Contenu de la décision

Dossier: 166-2-26970 Loi sur les relations de travail Devant la Commission des relations dans la fonction publique de travail dans la fonction publique ENTRE RON FERGUSON fonctionnaire s'estimant lésé et LE CONSEIL DU TRÉSOR (Solliciteur général du Canada - Service correctionnel)

employeur Devant: J. Barry Turner, commissaire Pour le fonctionnaire s'estimant lésé: Georges Nadeau, Alliance de la Fonction publique du Canada

Pour l'employeur: Ross Hornby, avocat Affaire entendue à ,Vancouver (Colombie-Britannique), le 8 octobre 1996.

Decision Page 1 DÉCISION M. Ron Ferguson, agent de correction de niveau CX-2, Service correctionnel du Canada, Solliciteur général, établissement Mountain, Agassiz (Colombie-Britannique), a déposé un grief dans lequel il se plaint que l’employeur lui a imposé une sanction pécuniaire correspondant à deux jours de salaire en février 1995.

Son grief se lit comme suit : [traduction] Je me plains de la mesure disciplinaire injuste, incorrecte et non méritée que le chef de l’unité nord, Greg Robertson, m’a imposée le 2 février 1995.

La note de service avisant le fonctionnaire de la mesure disciplinaire, datée du 2 février 1995, est signée par M. Greg Robertson, chef de l’unité nord. Elle se lit comme suit :

[traduction] 1. Par la présente note de service, je désire vous faire part des résultats de mon enquête disciplinaire au sujet des incidents du 23 décembre 1994 qui ont commencé au déjeuner et se sont poursuivis par la suite.

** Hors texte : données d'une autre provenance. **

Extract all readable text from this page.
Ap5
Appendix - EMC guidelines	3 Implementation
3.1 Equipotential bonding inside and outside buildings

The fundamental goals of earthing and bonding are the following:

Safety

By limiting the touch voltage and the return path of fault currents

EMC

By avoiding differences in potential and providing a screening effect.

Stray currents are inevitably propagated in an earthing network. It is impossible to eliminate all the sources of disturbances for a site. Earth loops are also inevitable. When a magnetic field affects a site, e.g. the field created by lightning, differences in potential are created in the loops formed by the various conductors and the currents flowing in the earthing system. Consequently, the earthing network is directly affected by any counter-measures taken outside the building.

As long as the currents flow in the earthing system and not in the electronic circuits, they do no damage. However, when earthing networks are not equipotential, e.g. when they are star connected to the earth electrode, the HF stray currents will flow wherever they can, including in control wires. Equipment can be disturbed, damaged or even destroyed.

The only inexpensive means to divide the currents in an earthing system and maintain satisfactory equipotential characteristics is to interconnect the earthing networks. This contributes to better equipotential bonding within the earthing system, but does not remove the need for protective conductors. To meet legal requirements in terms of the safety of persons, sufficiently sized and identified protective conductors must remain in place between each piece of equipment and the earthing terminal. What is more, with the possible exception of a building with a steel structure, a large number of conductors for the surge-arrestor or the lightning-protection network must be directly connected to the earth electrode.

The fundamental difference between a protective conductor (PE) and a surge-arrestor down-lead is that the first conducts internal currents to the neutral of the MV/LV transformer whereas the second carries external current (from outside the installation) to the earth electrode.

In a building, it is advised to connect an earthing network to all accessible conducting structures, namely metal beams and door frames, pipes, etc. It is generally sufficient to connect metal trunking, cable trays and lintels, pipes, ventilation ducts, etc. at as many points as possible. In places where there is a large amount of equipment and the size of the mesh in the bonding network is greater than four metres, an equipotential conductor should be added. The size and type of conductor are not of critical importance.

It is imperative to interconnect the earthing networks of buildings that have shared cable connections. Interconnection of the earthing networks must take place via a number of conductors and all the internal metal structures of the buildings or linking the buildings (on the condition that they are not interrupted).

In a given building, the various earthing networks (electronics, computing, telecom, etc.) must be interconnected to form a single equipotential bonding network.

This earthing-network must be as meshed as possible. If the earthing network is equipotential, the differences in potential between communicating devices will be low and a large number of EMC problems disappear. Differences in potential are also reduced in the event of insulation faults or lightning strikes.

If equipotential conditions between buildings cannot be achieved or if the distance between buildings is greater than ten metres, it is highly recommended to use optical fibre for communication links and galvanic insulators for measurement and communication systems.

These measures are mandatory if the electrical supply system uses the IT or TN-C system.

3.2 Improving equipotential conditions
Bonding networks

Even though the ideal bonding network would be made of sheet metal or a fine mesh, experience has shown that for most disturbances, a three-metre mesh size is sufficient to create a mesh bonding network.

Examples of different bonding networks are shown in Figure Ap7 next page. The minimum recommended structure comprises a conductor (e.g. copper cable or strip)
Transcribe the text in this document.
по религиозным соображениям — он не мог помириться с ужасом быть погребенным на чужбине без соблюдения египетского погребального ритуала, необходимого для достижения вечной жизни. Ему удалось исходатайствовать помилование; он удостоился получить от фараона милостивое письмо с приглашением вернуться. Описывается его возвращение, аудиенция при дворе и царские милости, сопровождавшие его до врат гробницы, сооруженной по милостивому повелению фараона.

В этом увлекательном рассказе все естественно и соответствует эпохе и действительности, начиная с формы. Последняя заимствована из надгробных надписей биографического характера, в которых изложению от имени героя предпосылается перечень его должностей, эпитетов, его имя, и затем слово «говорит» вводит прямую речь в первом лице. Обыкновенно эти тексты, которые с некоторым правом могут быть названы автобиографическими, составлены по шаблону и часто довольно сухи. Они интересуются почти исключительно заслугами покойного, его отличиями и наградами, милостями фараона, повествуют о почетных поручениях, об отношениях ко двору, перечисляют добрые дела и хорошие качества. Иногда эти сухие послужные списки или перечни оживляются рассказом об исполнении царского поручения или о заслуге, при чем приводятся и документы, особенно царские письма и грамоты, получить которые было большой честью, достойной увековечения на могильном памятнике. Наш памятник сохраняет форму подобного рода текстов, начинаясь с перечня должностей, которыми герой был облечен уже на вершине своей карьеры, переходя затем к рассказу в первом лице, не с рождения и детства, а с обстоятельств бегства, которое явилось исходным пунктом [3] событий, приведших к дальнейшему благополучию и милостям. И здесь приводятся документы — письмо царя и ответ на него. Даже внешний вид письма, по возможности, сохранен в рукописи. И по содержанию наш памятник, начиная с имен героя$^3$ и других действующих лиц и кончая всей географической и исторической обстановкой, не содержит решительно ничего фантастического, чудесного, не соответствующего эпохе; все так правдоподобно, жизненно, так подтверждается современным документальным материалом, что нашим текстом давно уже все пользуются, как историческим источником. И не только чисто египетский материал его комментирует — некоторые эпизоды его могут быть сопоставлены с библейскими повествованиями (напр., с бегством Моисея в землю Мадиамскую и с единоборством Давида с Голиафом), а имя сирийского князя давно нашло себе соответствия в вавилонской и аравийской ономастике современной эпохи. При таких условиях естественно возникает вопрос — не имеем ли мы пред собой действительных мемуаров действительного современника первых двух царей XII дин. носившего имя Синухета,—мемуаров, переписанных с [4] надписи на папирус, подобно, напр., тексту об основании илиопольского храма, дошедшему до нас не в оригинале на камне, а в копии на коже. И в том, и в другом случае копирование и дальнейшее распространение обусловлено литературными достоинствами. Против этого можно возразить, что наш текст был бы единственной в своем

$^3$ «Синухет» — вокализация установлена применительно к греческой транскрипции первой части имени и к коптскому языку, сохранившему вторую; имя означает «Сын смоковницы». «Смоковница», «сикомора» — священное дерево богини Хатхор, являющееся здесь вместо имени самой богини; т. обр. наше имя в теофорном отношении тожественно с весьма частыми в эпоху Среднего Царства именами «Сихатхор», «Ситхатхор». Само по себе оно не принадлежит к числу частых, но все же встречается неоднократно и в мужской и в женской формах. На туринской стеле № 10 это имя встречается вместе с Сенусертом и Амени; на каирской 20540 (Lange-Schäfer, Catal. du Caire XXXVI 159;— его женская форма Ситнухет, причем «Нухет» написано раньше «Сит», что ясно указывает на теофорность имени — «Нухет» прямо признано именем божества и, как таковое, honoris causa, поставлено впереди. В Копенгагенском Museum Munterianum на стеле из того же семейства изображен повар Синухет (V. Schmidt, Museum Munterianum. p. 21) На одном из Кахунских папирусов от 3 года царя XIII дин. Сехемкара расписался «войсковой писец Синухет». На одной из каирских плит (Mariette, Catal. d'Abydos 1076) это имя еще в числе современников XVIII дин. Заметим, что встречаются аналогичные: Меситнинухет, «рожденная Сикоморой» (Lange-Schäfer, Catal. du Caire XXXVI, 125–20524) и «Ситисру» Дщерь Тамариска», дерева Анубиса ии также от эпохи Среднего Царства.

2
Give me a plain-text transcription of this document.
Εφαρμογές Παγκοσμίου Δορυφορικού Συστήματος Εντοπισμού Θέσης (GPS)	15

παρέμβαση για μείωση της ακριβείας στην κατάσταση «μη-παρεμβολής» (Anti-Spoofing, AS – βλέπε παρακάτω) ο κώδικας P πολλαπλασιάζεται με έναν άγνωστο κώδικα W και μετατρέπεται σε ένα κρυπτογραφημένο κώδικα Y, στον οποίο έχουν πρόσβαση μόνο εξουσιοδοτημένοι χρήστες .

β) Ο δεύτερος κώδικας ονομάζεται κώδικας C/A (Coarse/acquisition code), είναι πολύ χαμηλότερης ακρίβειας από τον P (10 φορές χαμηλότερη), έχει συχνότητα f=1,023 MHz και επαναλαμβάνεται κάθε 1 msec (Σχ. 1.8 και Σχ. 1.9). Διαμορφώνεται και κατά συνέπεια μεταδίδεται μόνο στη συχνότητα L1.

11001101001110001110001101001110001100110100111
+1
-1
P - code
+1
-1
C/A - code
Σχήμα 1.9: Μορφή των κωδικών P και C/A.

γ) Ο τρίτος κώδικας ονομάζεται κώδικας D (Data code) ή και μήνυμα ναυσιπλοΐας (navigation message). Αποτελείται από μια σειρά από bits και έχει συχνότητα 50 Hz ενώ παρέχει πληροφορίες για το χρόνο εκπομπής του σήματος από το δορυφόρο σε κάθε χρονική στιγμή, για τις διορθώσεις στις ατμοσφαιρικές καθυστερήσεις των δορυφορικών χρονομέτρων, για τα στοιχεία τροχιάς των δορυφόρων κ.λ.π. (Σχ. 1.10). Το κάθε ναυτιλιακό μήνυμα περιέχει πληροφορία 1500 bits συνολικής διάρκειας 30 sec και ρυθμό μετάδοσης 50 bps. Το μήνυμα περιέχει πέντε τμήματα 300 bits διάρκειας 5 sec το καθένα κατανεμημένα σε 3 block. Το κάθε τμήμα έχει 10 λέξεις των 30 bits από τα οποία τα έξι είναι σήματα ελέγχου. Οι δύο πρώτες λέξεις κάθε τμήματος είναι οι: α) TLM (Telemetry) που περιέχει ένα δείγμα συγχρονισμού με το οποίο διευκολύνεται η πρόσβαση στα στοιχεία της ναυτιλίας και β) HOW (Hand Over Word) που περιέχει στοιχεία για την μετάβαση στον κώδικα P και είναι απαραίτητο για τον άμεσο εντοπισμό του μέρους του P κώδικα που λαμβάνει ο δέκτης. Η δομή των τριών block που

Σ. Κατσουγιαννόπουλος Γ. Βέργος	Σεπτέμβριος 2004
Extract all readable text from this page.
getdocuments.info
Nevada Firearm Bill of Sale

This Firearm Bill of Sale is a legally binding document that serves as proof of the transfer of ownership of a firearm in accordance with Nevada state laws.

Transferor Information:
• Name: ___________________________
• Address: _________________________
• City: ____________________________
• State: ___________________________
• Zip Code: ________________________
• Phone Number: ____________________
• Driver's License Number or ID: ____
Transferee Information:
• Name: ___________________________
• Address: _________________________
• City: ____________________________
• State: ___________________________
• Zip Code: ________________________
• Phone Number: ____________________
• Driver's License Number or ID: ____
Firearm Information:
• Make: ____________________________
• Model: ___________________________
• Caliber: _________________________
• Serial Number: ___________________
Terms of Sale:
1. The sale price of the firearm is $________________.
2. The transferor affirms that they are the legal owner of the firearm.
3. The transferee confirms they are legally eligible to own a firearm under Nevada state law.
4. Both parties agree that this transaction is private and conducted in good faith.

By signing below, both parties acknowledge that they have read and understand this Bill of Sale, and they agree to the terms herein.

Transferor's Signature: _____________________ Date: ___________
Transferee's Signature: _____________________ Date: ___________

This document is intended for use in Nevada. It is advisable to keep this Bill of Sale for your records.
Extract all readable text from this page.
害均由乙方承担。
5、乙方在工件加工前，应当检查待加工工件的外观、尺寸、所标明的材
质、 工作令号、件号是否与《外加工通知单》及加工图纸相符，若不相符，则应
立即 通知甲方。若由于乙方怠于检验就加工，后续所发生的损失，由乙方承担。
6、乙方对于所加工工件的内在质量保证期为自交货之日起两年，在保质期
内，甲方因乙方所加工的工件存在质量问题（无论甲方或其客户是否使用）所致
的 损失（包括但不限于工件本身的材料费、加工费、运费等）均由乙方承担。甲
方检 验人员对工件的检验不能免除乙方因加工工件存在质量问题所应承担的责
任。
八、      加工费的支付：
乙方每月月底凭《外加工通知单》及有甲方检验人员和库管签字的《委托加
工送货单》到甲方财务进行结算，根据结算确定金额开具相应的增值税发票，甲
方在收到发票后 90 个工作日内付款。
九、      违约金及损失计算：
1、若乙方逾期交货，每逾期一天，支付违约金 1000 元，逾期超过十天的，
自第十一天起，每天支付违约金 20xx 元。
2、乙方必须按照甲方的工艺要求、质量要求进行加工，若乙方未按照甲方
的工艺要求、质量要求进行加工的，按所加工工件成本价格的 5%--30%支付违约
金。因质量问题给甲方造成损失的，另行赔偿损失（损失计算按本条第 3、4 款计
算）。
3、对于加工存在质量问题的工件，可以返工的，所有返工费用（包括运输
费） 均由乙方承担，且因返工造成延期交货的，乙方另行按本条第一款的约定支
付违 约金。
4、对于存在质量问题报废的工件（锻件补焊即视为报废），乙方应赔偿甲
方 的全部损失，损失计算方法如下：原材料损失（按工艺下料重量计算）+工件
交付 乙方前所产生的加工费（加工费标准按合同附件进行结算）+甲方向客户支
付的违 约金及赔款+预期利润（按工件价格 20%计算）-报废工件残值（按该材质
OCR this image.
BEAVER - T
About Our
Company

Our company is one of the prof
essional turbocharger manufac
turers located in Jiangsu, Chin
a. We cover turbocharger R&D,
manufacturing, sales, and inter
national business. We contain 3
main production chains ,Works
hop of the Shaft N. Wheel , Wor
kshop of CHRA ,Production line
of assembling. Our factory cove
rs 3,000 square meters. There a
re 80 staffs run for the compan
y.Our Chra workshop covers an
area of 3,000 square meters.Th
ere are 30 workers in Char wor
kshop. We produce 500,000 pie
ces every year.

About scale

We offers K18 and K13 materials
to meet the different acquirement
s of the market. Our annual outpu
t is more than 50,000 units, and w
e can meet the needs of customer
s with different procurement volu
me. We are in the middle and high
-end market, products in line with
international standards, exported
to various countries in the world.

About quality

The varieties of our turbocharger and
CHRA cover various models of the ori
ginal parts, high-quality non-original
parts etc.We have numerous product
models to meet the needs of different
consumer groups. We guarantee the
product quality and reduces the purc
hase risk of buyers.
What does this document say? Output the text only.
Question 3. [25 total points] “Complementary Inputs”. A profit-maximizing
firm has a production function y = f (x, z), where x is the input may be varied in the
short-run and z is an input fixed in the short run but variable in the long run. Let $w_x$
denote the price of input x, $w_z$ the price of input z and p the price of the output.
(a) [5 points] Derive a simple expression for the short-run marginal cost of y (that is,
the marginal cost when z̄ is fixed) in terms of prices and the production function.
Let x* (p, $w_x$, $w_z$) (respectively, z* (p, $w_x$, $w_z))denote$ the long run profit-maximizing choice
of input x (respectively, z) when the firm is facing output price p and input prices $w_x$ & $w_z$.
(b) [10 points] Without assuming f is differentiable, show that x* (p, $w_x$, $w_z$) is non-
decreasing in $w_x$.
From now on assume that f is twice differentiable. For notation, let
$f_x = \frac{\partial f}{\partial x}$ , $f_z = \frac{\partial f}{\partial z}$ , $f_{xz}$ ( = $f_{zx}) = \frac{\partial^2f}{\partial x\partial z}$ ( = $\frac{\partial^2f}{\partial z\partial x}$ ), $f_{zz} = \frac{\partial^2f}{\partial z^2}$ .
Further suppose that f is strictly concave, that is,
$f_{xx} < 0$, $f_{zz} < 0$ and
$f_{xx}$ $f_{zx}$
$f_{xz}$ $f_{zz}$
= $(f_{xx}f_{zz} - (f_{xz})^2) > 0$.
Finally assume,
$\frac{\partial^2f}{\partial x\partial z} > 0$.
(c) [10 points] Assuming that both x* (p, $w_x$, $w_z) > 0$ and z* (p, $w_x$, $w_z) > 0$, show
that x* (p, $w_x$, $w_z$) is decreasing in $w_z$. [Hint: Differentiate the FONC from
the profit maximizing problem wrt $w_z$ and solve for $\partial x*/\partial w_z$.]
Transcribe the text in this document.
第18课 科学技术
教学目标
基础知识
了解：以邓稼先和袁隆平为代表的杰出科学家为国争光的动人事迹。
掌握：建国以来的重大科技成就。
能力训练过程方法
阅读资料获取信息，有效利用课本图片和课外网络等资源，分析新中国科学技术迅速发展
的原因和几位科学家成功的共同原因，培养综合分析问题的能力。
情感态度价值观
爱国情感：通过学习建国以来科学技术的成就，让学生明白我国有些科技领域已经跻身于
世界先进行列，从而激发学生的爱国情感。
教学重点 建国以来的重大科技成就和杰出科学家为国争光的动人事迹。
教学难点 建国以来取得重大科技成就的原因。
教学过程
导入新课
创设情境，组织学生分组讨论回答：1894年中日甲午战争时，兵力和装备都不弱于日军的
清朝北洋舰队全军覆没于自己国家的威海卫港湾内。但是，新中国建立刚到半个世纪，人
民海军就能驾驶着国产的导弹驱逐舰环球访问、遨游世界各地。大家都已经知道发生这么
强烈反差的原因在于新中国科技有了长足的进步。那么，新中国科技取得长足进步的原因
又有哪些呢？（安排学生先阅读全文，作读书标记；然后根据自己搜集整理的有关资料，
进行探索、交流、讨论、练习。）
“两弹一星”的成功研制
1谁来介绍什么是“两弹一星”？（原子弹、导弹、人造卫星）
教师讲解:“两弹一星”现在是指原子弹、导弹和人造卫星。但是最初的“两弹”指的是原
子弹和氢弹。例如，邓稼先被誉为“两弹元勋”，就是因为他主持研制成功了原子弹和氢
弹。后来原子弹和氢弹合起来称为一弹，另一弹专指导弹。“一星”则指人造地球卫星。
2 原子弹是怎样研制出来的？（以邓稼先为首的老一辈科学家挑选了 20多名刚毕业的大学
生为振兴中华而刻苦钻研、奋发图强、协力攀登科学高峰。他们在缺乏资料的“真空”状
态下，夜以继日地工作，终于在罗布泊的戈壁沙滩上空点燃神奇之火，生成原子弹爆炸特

2. J’ai conclu que vous avez été injurieux ou offensant envers une supérieure dans l’exercice de vos fonctions ou dans des circonstances reliées à votre travail. Plus précisément, vous avez déclaré à la chef de l’unité est : « Je n’ai pas de temps à perdre avec des putains de conneries » avant de raccrocher brutalement le téléphone. Elle venait de vous demander de lui expliquer par écrit pourquoi les détenus de l’unité est avaient été appelés avant d’avoir reçu leur sac de friandises.

3. J’ai aussi conclu que vous avez refusé d’obéir promptement à deux ordres ou directives légitimes d’une responsable ou d’une supérieure. Plus précisément, vous avez reçu l’ordre de quitter l’établissement, ce que vous n’avez pas fait.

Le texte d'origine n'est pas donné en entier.